Outside, there was only bad news. All the strongmen kept advancing across the spectral landscape of France, threatening to converge bloodily on Paris. An English army advanced across northern France. The Duke of Burgundy’s separate army advanced across eastern France. In Paris, the widows and the surviving princes of the other French side – the Orleanist princes fighting with the Count of Armagnac – trembled. There were comets in the night sky; plagues in Paris; freak storms in the vineyards.

Inside, silence descended on the palace. War, Catherine found herself thinking, seemed to be about silence; about no longer having words or a common language that you could share with other people. Now the Queen was gone, and there were just servants, a princess, and a mad king, there were no guests at the Hotel Saint Paul. The only person who came to talk to Catherine and her father any more was Christine. Sometimes Catherine’s father was silent for days on end. Sometimes he made his own entertainment. Sometimes he shouted. Sometimes he stank. Once he defecated in front of her, and sang mockingly, ‘There! Golden crown shit! What d’you think of that?’

But Catherine sensed she was being tested; and any display of life was better than the dead silence. So she kept her face calm and cleaned up the mess on the floor herself; with rags and the bucket by the door. ‘There,’ she said brightly to the wet floor when she was done, ‘that’s better. Nothing to worry about now.’ And, in the window, her father started humming.

She’d started by being always afraid he’d turn violent; always aware of how many steps there were from where she was to the door.
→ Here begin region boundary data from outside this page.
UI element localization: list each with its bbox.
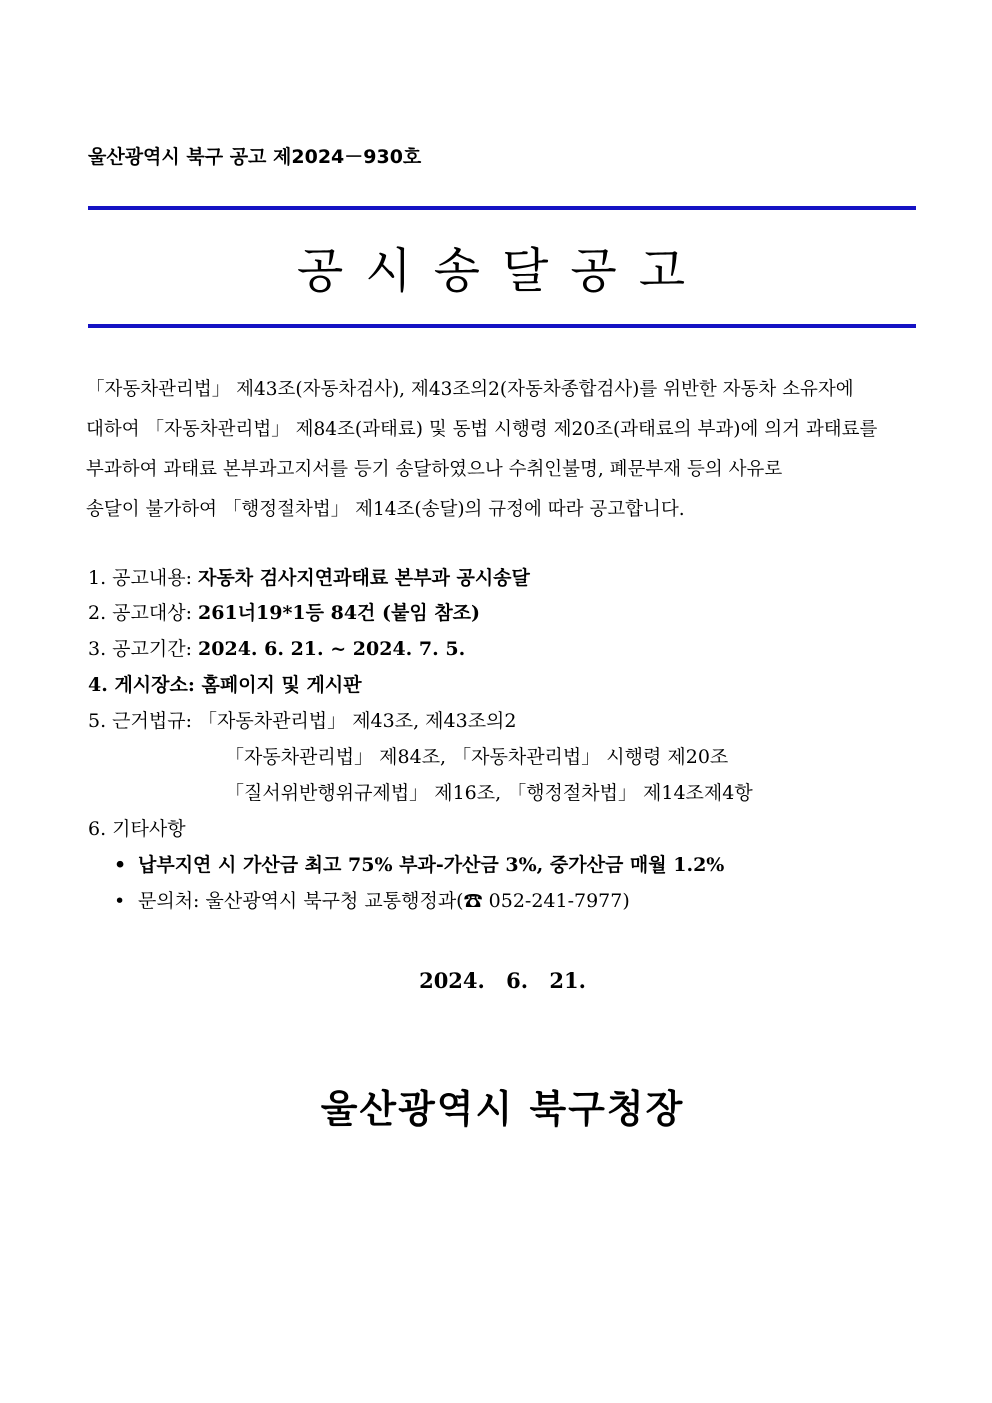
item-value: 홈페이지 및 게시판 [201,674,362,696]
item-label: 5. 근거법규: [88,710,199,732]
item-target [88,600,480,626]
bullet-text: 문의처: 울산광역시 북구청 교통행정과(☎ 052-241-7977) [138,890,630,912]
bottom-divider [88,324,916,328]
item-label: 4. 게시장소: [88,674,202,696]
item-value: 「자동차관리법」 제43조, 제43조의2 [198,710,517,732]
intro-line: 부과하여 과태료 본부과고지서를 등기 송달하였으나 수취인불명, 폐문부재 등의 사유로 [86,459,783,480]
bullet-dot-icon: • [114,890,126,912]
notice-reference-number: 울산광역시 북구 공고 제2024－930호 [88,146,422,168]
intro-line: 대하여 「자동차관리법」 제84조(과태료) 및 동법 시행령 제20조(과태료의 부과)에 의거 과태료를 [86,419,878,440]
issuer-signature: 울산광역시 북구청장 [320,1087,685,1131]
item-value: 자동차 검사지연과태료 본부과 공시송달 [198,567,530,589]
item-label: 3. 공고기간: [88,638,199,660]
item-value: 2024. 6. 21. ~ 2024. 7. 5. [198,638,466,660]
item-period [88,636,465,662]
intro-line: 「자동차관리법」 제43조(자동차검사), 제43조의2(자동차종합검사)를 위반한 자동차 소유자에 [86,379,854,400]
item-content [88,565,530,591]
intro-line: 송달이 불가하여 「행정절차법」 제14조(송달)의 규정에 따라 공고합니다. [86,499,685,520]
item-label: 2. 공고대상: [88,602,199,624]
other-bullet [114,888,630,914]
top-divider [88,206,916,210]
item-value: 261너19*1등 84건 (붙임 참조) [198,602,481,624]
item-label: 1. 공고내용: [88,567,199,589]
item-legal-basis [88,708,517,734]
bullet-dot-icon: • [114,854,127,876]
other-bullet [114,852,724,878]
legal-basis-line: 「질서위반행위규제법」 제16조, 「행정절차법」 제14조제4항 [225,782,753,804]
legal-basis-line: 「자동차관리법」 제84조, 「자동차관리법」 시행령 제20조 [225,746,729,768]
bullet-text: 납부지연 시 가산금 최고 75% 부과-가산금 3%, 중가산금 매월 1.2% [138,854,725,876]
notice-date: 2024. 6. 21. [419,968,586,993]
item-location [88,672,362,698]
item-other-label: 6. 기타사항 [88,818,186,840]
document-title: 공시송달공고 [296,243,708,299]
intro-paragraph [86,370,920,530]
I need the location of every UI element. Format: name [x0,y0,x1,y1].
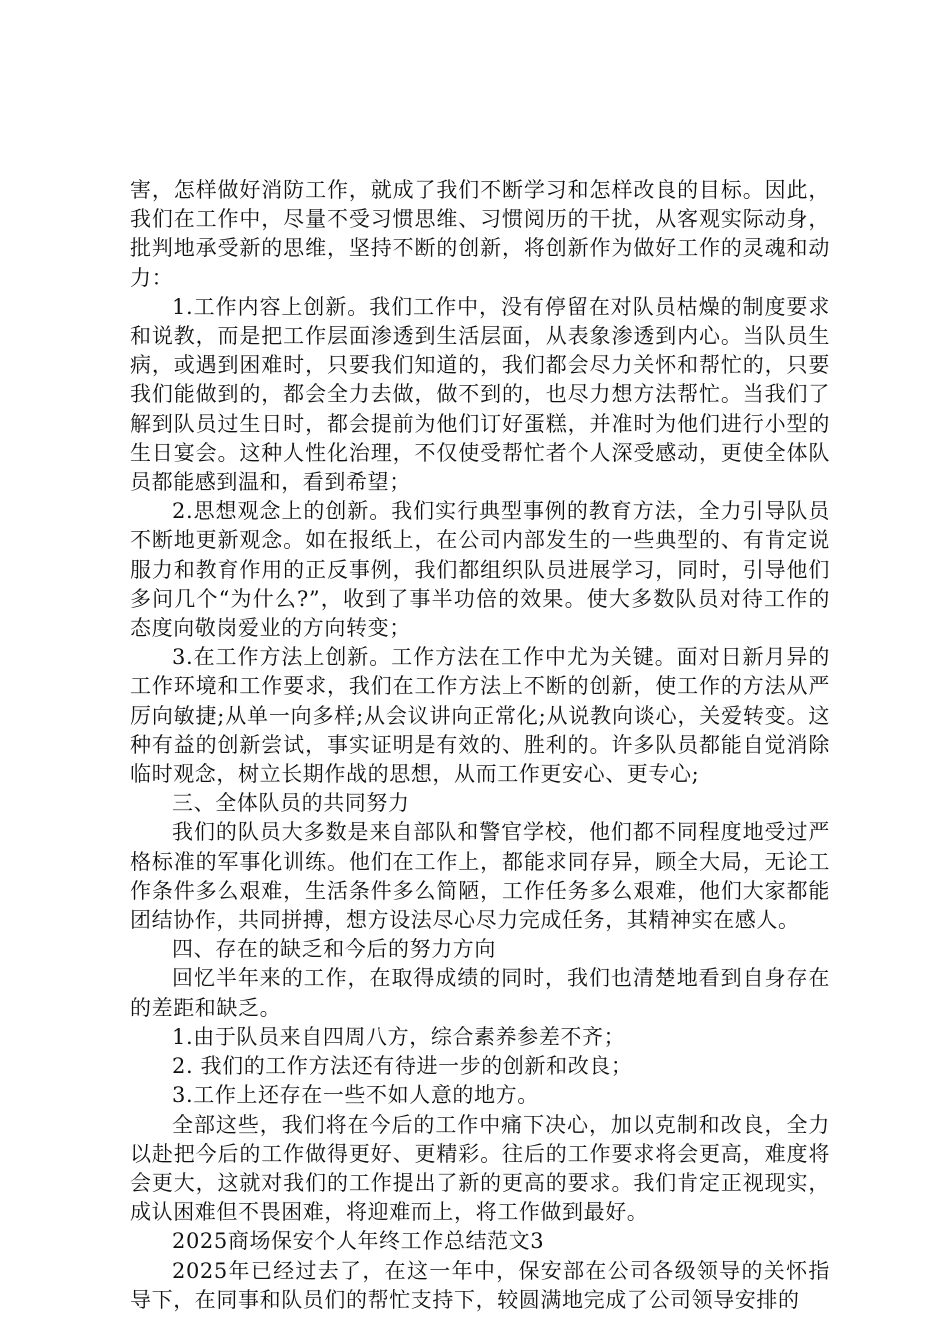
list-item: 3.工作上还存在一些不如人意的地方。 [172,1083,539,1108]
paragraph: 1.工作内容上创新。我们工作中，没有停留在对队员枯燥的制度要求和说教，而是把工作层面渗透到生活层面，从表象渗透到内心。当队员生病，或遇到困难时，只要我们知道的，我们都会尽力关怀和帮忙的，只要我们能做到的，都会全力去做，做不到的，也尽力想方法帮忙。当我们了解到队员过生日时，都会提前为他们订好蛋糕，并准时为他们进行小型的生日宴会。这种人性化治理，不仅使受帮忙者个人深受感动，更使全体队员都能感到温和，看到希望； [130,294,830,495]
paragraph: 害，怎样做好消防工作，就成了我们不断学习和怎样改良的目标。因此，我们在工作中，尽量不受习惯思维、习惯阅历的干扰，从客观实际动身，批判地承受新的思维，坚持不断的创新，将创新作为做好工作的灵魂和动力： [130,178,830,290]
list-item: 2. 我们的工作方法还有待进一步的创新和改良； [172,1054,633,1079]
list-item: 1.由于队员来自四周八方，综合素养参差不齐； [172,1024,626,1049]
paragraph: 3.在工作方法上创新。工作方法在工作中尤为关键。面对日新月异的工作环境和工作要求，我们在工作方法上不断的创新，使工作的方法从严厉向敏捷;从单一向多样;从会议讲向正常化;从说教向谈心，关爱转变。这种有益的创新尝试，事实证明是有效的、胜利的。许多队员都能自觉消除临时观念，树立长期作战的思想，从而工作更安心、更专心; [130,645,830,787]
paragraph: 2.思想观念上的创新。我们实行典型事例的教育方法，全力引导队员不断地更新观念。如在报纸上，在公司内部发生的一些典型的、有肯定说服力和教育作用的正反事例，我们都组织队员进展学习，同时，引导他们多问几个“为什么?”，收到了事半功倍的效果。使大多数队员对待工作的态度向敬岗爱业的方向转变； [130,499,830,641]
paragraph: 2025年已经过去了，在这一年中，保安部在公司各级领导的关怀指导下，在同事和队员们的帮忙支持下，较圆满地完成了公司领导安排的 [130,1258,830,1312]
paragraph: 全部这些，我们将在今后的工作中痛下决心，加以克制和改良，全力以赴把今后的工作做得更好、更精彩。往后的工作要求将会更高，难度将会更大，这就对我们的工作提出了新的更高的要求。我们肯定正视现实，成认困难但不畏困难，将迎难而上，将工作做到最好。 [130,1112,830,1225]
paragraph: 我们的队员大多数是来自部队和警官学校，他们都不同程度地受过严格标准的军事化训练。他们在工作上，都能求同存异，顾全大局，无论工作条件多么艰难，生活条件多么简陋，工作任务多么艰难，他们大家都能团结协作，共同拼搏，想方设法尽心尽力完成任务，其精神实在感人。 [130,820,830,933]
document-subtitle: 2025商场保安个人年终工作总结范文3 [172,1229,545,1254]
document-body [130,176,830,1315]
section-heading: 四、存在的缺乏和今后的努力方向 [172,937,496,962]
section-heading: 三、全体队员的共同努力 [172,791,410,816]
paragraph: 回忆半年来的工作，在取得成绩的同时，我们也清楚地看到自身存在的差距和缺乏。 [130,966,830,1020]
But he never did. She stopped needing Christine’s hand to hold (though she was always overjoyed to see Christine; to talk; it was exhausting being alone with her father’s desolation). He wasn’t angry with her. There was nothing for her to fear from him.

Soon the King began to come to her at the table in the white room. He’d sit down cautiously beside her, still averting his eyes. He’d drink water with her. Once he ate with her. He held her hand. He let her order a bath. He let her change his stinking shirt. And he didn’t seem to mind that she was there when he put his head on the table and wept, inconsolably, for the losses they were getting used to accepting.

‘There’s no comfort, no comfort,’ he’d whimper. ‘Everyone’s dying; because I’m dead.’

The next day she began to feel he had been right. The messenger who came said her eldest brother, Louis – heir to the throne – had died. Suddenly, of a fever. There was an epidemic in Paris.